GPAI assisted impersonation
GPAI outputs are not always correctly detected as AI-generated across multiple modalities (text, images, audio, video). A malicious actor can use GPAI outputs directly when communicating, or use AI-informed details to help construct a convincing impersonation (e.g., forging of supporting documents).
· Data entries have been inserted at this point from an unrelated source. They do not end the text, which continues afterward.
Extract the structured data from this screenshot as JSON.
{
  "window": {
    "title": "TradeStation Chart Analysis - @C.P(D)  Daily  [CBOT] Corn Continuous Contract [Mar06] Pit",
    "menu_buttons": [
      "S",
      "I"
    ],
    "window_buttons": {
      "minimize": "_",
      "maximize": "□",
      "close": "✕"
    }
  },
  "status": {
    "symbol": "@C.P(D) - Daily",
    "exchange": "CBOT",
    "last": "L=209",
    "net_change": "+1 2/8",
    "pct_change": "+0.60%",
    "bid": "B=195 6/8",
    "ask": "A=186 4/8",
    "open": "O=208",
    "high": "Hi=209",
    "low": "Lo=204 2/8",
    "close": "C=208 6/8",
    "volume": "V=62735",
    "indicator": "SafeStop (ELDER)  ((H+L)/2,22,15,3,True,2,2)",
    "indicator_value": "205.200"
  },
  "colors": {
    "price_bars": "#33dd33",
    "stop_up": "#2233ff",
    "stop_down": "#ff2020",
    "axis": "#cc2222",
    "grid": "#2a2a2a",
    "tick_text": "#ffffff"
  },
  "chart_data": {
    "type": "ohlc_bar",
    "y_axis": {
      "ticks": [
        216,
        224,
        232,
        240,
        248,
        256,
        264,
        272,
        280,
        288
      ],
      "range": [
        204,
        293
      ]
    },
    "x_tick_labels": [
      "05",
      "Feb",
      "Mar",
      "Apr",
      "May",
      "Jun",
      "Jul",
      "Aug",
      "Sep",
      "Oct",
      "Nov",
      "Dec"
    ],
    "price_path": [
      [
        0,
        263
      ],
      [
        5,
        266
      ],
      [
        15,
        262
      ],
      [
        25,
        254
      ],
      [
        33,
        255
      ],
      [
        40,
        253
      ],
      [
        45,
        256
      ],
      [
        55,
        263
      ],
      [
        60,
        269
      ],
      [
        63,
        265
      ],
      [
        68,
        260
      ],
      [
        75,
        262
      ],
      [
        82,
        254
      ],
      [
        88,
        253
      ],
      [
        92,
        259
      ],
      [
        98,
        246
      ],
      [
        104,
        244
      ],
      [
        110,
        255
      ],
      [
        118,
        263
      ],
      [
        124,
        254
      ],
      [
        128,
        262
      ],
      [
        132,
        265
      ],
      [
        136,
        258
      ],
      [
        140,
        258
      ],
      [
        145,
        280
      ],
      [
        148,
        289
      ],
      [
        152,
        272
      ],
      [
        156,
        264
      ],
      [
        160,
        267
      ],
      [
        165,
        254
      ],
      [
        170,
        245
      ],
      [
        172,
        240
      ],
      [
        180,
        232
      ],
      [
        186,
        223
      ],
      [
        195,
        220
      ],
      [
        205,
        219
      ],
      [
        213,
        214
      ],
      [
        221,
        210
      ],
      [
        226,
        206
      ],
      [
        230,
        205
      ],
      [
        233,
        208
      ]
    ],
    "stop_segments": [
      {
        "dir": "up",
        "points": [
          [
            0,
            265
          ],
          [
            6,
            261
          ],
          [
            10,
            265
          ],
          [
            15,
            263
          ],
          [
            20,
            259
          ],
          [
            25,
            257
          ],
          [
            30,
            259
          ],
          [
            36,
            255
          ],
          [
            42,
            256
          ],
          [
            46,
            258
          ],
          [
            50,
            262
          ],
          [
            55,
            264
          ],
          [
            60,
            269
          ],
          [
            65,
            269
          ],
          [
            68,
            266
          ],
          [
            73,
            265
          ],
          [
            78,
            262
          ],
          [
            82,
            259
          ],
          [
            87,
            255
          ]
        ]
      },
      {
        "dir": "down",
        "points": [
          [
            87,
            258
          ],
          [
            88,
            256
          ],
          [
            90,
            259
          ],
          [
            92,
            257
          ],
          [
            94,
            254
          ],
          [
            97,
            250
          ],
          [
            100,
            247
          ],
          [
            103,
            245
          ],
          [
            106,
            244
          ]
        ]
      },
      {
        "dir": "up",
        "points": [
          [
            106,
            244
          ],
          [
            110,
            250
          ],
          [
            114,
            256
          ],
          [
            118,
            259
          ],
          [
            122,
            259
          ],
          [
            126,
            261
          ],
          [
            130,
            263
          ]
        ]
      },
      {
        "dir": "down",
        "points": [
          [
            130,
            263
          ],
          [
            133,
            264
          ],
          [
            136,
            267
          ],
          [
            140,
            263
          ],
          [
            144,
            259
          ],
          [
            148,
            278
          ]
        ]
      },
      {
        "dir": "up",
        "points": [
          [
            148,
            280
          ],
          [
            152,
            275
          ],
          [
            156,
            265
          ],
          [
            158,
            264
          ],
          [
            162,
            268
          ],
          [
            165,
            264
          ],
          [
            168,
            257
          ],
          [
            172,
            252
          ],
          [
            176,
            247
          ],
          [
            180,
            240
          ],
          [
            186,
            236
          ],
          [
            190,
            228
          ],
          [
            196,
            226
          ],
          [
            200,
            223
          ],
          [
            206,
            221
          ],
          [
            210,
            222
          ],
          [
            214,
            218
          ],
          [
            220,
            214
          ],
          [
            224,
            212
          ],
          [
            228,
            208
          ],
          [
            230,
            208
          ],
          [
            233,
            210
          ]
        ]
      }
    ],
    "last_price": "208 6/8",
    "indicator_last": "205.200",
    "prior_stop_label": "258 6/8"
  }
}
Even if future countermeasures prove potent enough to detect GPAI-generated content, the risk remains if the countermeasures are not well known, or difficult to access.
ENTITY
1 - Human
INTENT
1 - Intentional
TIMING
2 - Post-deployment
Risk ID
mit1186
Domain lineage
4. Malicious Actors & Misuse
4.3 > Fraud, scams, and targeted manipulation
Mitigation strategy
1. Implement multi-factor authentication (MFA) and modern passwordless systems (e.g., WebAuthn, passkeys) to establish a strong identity layer that is resilient against credential compromise facilitated by AI-generated social engineering and phishing campaigns. 2. Deploy continuous, multi-modal biometric validation incorporating liveness detection to counteract synthetic media, fusing signals such as vocal cadence, facial micro-expressions, and behavioral telemetry for real-time authentication verification and anomaly detection. 3. Institute continuous, role-based security awareness training and mandatory out-of-band verification protocols, equipping personnel to identify subtle AI-generated anomalies (e.g., unnatural language, temporal artifacts, tone inconsistencies) and requiring independent confirmation for all high-risk financial or data access requests.